Третий муж пришел, когда Марье было 12. Ее третья сестра Анна превратилась в стройную и нежную, как олененок, девушку, которая краснела быстрее, чем пролетает тень. Марья Моревна сидела у своего окна, вышивая воротничок нарядного платья для первой дочери Татьяны. Стояла зима, и снег на Гороховой улице ложился высокими и круглыми, как замерзшие курганы, сугробами. С верхнего этажа Марья смотрела, как птицы снова собираются на большом дубе, ловко щелкают клювами украденные у белок последние осенние орехи, что спрятаны в трещинах коры. Всякое крылатое существо знает, что из всех орехов они – самые горькие, горше вкуса прошлых невзгод, что надолго остаются на языке. Она рассмеялась, глядя, как жуланы ссорятся из-за желудей, как вдруг вся стая повернулась в ее сторону, глядя глазами острыми, как наконечник штыка. Один из них, статный серый молодец с красной отметиной на боку, перегнулся опасно на ветке, покрытой зеленой корой, и, не отводя взгляда от окна Марьи, вдруг свалился и – бум, трах! – грянулся оземь, но не разбился, а отскочил, распрямился и обернулся пригожим молодым человеком с узкими, по-озорному умными глазами, в красивой серой форме, с длинным красным шарфом и пуговицами, сверкающими, как уличные фонари.
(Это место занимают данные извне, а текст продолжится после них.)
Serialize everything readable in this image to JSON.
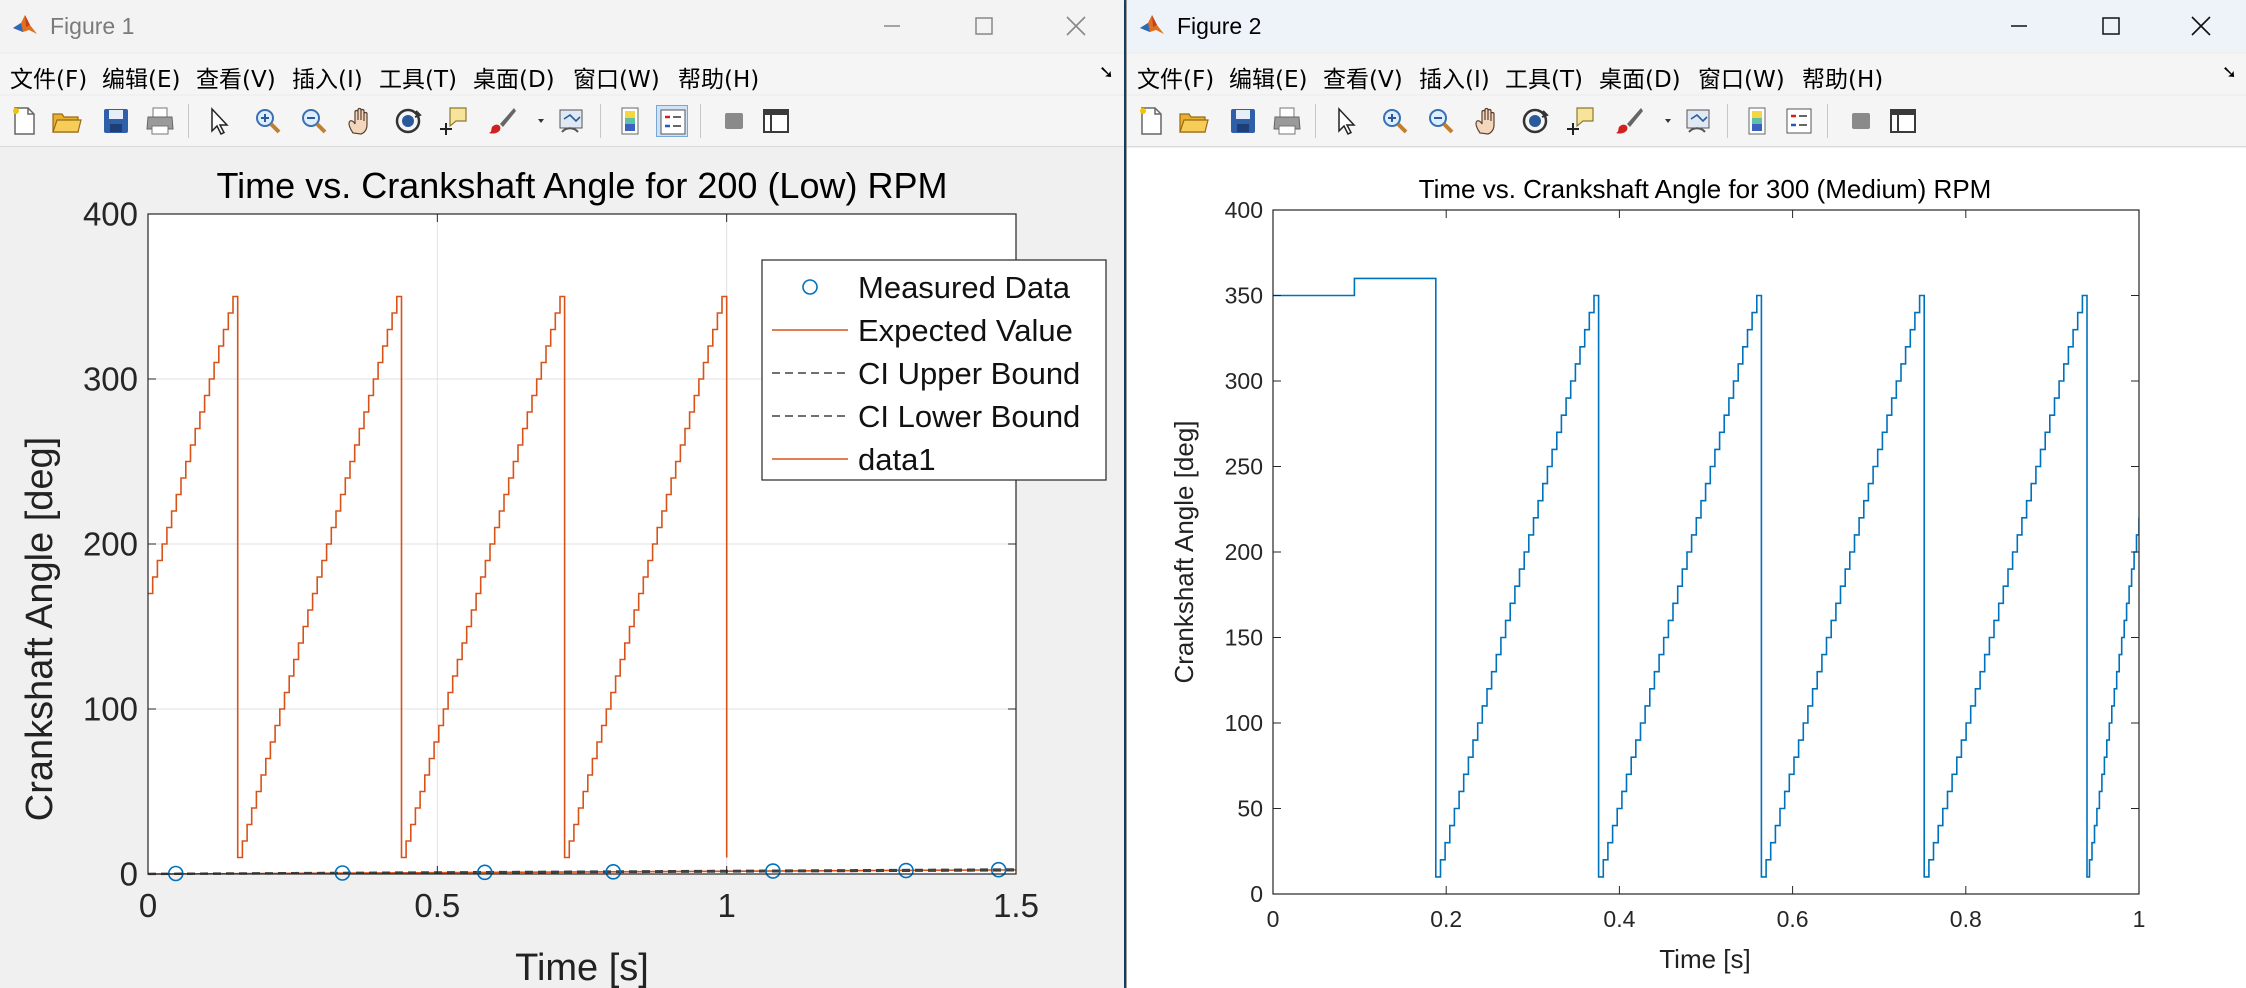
{
  "windows": [
    {
      "title": "Figure 1",
      "menu": [
        "文件(F)",
        "编辑(E)",
        "查看(V)",
        "插入(I)",
        "工具(T)",
        "桌面(D)",
        "窗口(W)",
        "帮助(H)"
      ],
      "toolbar_icons": [
        "new-figure-icon",
        "open-file-icon",
        "save-icon",
        "print-icon",
        "pointer-icon",
        "zoom-in-icon",
        "zoom-out-icon",
        "pan-icon",
        "rotate-3d-icon",
        "data-cursor-icon",
        "brush-icon",
        "brush-dropdown-icon",
        "link-plot-icon",
        "colorbar-icon",
        "legend-icon",
        "hide-plot-tools-icon",
        "show-plot-tools-icon"
      ]
    },
    {
      "title": "Figure 2",
      "menu": [
        "文件(F)",
        "编辑(E)",
        "查看(V)",
        "插入(I)",
        "工具(T)",
        "桌面(D)",
        "窗口(W)",
        "帮助(H)"
      ],
      "toolbar_icons": [
        "new-figure-icon",
        "open-file-icon",
        "save-icon",
        "print-icon",
        "pointer-icon",
        "zoom-in-icon",
        "zoom-out-icon",
        "pan-icon",
        "rotate-3d-icon",
        "data-cursor-icon",
        "brush-icon",
        "brush-dropdown-icon",
        "link-plot-icon",
        "colorbar-icon",
        "legend-icon",
        "hide-plot-tools-icon",
        "show-plot-tools-icon"
      ]
    }
  ],
  "chart_data": [
    {
      "type": "line",
      "title": "Time vs. Crankshaft Angle for 200 (Low) RPM",
      "xlabel": "Time [s]",
      "ylabel": "Crankshaft Angle [deg]",
      "xlim": [
        0,
        1.5
      ],
      "ylim": [
        0,
        400
      ],
      "xticks": [
        "0",
        "0.5",
        "1",
        "1.5"
      ],
      "yticks": [
        "0",
        "100",
        "200",
        "300",
        "400"
      ],
      "grid": true,
      "legend_position": "top-right",
      "legend": [
        "Measured Data",
        "Expected Value",
        "CI Upper Bound",
        "CI Lower Bound",
        "data1"
      ],
      "series": [
        {
          "name": "Measured Data",
          "style": "markers-circle",
          "color": "#0072BD",
          "x": [
            0.048,
            0.336,
            0.582,
            0.804,
            1.08,
            1.31,
            1.47
          ],
          "y": [
            0.3,
            0.6,
            1.0,
            1.3,
            1.8,
            2.1,
            2.6
          ]
        },
        {
          "name": "Expected Value",
          "style": "line",
          "color": "#D95319",
          "x": [
            0,
            1.5
          ],
          "y": [
            0,
            2.5
          ]
        },
        {
          "name": "CI Upper Bound",
          "style": "dashed",
          "color": "#404040",
          "x": [
            0,
            1.5
          ],
          "y": [
            0.3,
            3.0
          ]
        },
        {
          "name": "CI Lower Bound",
          "style": "dashed",
          "color": "#404040",
          "x": [
            0,
            1.5
          ],
          "y": [
            -0.2,
            2.0
          ]
        },
        {
          "name": "data1",
          "style": "staircase-sawtooth",
          "color": "#D95319",
          "start_time": 0,
          "start_angle": 170,
          "drops_at": [
            0.155,
            0.438,
            0.72,
            1.0
          ],
          "min_angle": 10,
          "max_angle": 350,
          "step_deg": 10,
          "end_time": 1.0,
          "end_angle": 30
        }
      ]
    },
    {
      "type": "line",
      "title": "Time vs. Crankshaft Angle for 300 (Medium) RPM",
      "xlabel": "Time [s]",
      "ylabel": "Crankshaft Angle [deg]",
      "xlim": [
        0,
        1
      ],
      "ylim": [
        0,
        400
      ],
      "xticks": [
        "0",
        "0.2",
        "0.4",
        "0.6",
        "0.8",
        "1"
      ],
      "yticks": [
        "0",
        "50",
        "100",
        "150",
        "200",
        "250",
        "300",
        "350",
        "400"
      ],
      "grid": false,
      "series": [
        {
          "style": "staircase-sawtooth",
          "color": "#0072BD",
          "start_time": 0,
          "start_angle": 350,
          "drops_at": [
            0.0,
            0.188,
            0.376,
            0.564,
            0.752,
            0.94
          ],
          "min_angle": 10,
          "max_angle": 350,
          "step_deg": 10,
          "end_time": 1.0,
          "end_angle": 220
        }
      ]
    }
  ]
}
Молодой человек постучал в большую вишневую дверь, и мать Марьи Моревны, открыв дверь, нахмурилась под его взглядом.

– Я лейтенант Красной армии Жулан, – сказал он, – ведь мир изменился настолько, что принялся воевать сам с собой, не в силах решить, как он хочет выглядеть. Я пришел за девушкой в окошке. У меня много прекрасных домов, которые принадлежат мне и моим товарищам, много прекрасных рек, полных рыбы, которые принадлежат всякому, у кого есть сеть, и у меня есть больше добрых книг, чем она сможет прочитать, даже если будет читать по три книги в день каждый день до конца своей жизни.

– Ты, должно быть, имеешь в виду Анну, – сказала мать Марьи, крепко подбоченившись. – Она моя третья дочь, и теперь она самая прекрасная.
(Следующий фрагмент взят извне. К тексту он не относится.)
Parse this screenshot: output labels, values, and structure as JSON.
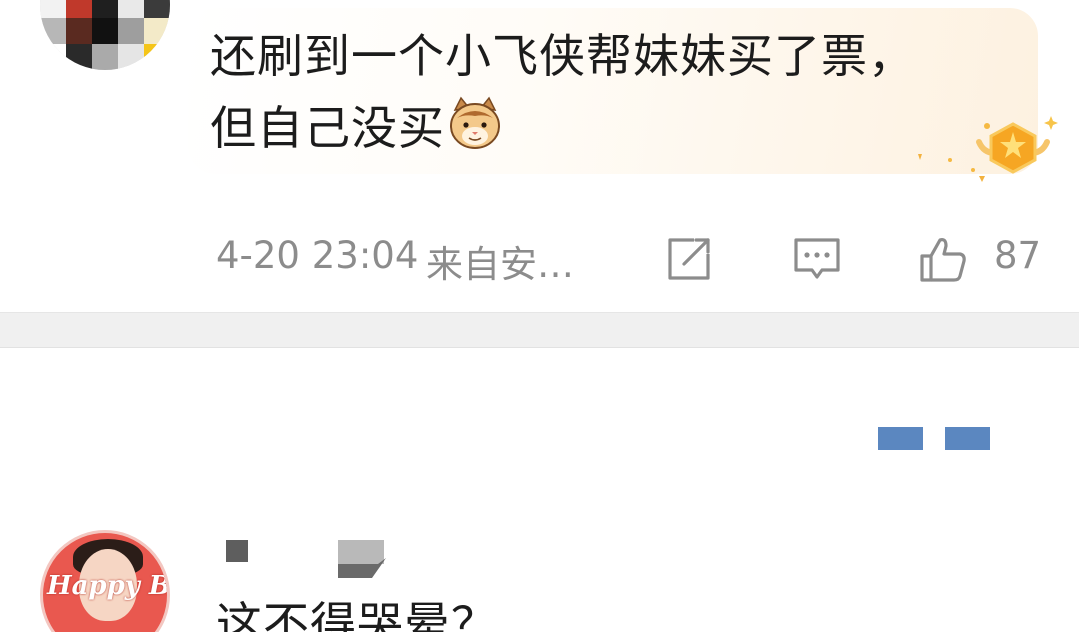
{
  "comment1": {
    "text_line1": "还刷到一个小飞侠帮妹妹买了票，",
    "text_line2": "但自己没买",
    "emoji": "cat-face-emoji",
    "time": "4-20 23:04",
    "source": "来自安…",
    "share_icon": "share-icon",
    "reply_icon": "comment-icon",
    "like_icon": "thumbs-up-icon",
    "like_count": "87"
  },
  "comment2": {
    "text": "这不得哭晕？",
    "avatar_text": "Happy Birthday"
  },
  "colors": {
    "text": "#1c1c1c",
    "meta": "#8c8c8c",
    "divider": "#f0f0f0",
    "redaction": "#5b87c0"
  }
}
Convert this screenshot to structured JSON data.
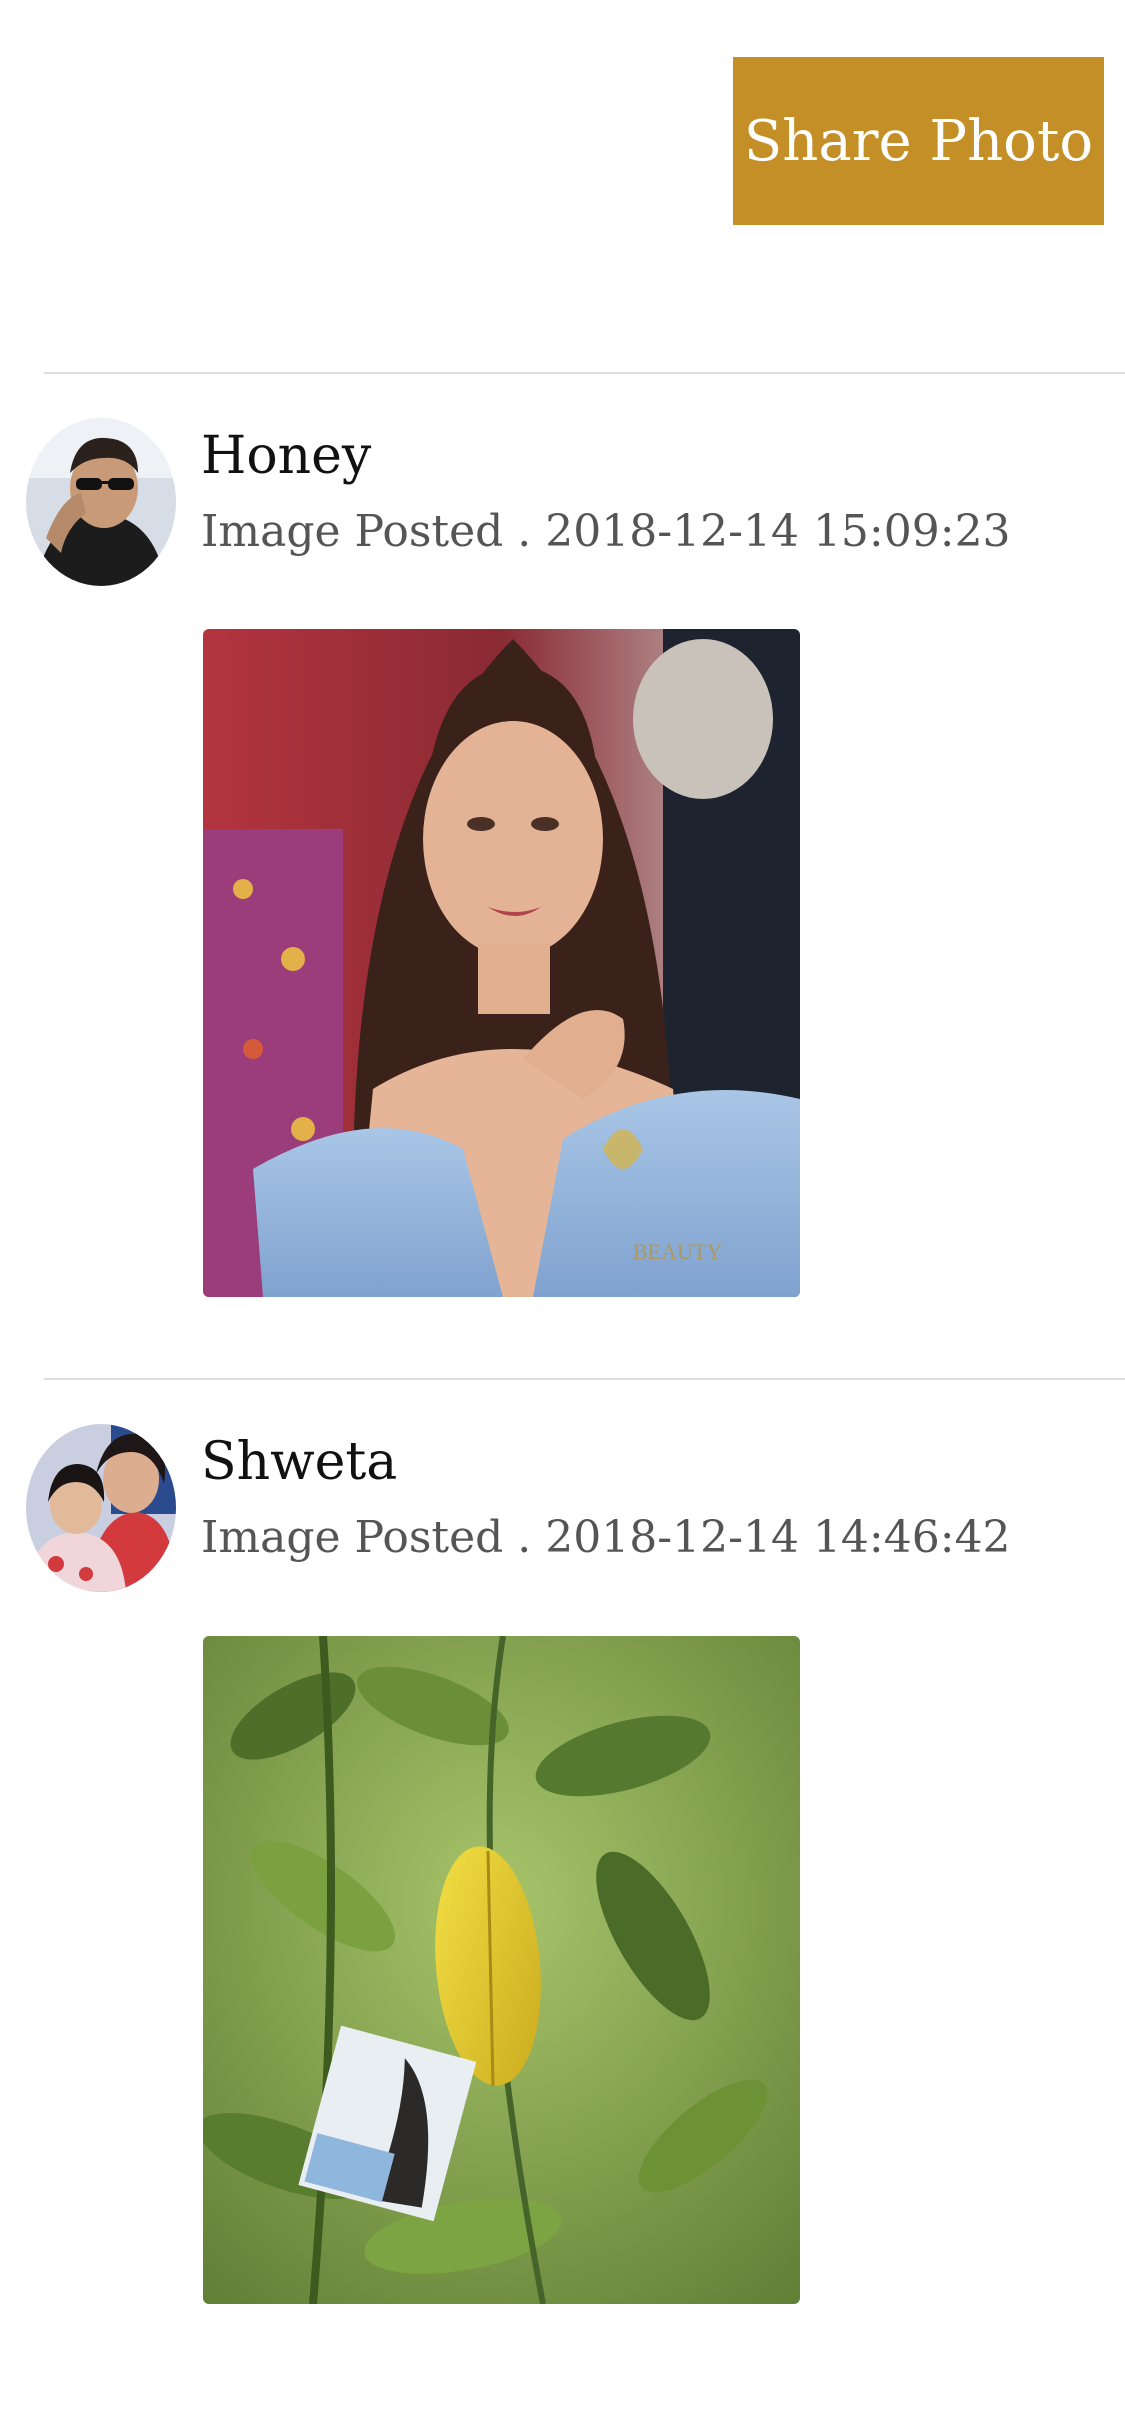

И вот к нему вышла Анна, она и вправду сидела у окна на первом этаже, и смотрело оно в сад, полный голых веток, а не на улицу. Она, словно ведро водой, наполнилась милым видом своего прекрасного жениха в приятной серой форме и, ужасно стесняясь, позволила ему поцеловать руку. Они пошли вдоль по улице, которую по-новому называли Комиссарской, и он купил ей простую зеленую кепку с красной звездой на околыше.

Вечером, когда они вернулись, лейтенант Жулан посмотрел в черные небеса и вздохнул:

– Это не та девушка в окошке, но я буду любить ее так, будто это она, потому что теперь я знаю, что девушка в окошке не для меня.

И вот Анна послушно убыла в имение лейтенанта Жулана и писала домой сестрам письма с правильными словами, в которых глаголы были справедливо распределены между существительными, а падежи не просили больше, чем им требовалось.

Глава 2. Красный галстук

В этом городе у моря, который теперь уже называли Петроградом и никак иначе, и даже под страхом наказания не вспоминали, что когда-то он был Санкт-Петербургом, в том длинном узком доме на длинной узкой улице Марья Моревна сидела у окна и вязала жакетик для первого сына Анны. Ей исполнилось пятнадцать лет, пятнадцать дней и пятнадцать часов, она была четвертой дочерью и по возрасту и по красоте. Она терпеливо ждала, когда птицы соберутся в летних деревьях, ждала, когда они устроят драку из-за спелых алых вишен, а одна из них перегнется вперед с ветки, да так далеко, что… – но птицы все не прилетали, и она уже начала беспокоиться.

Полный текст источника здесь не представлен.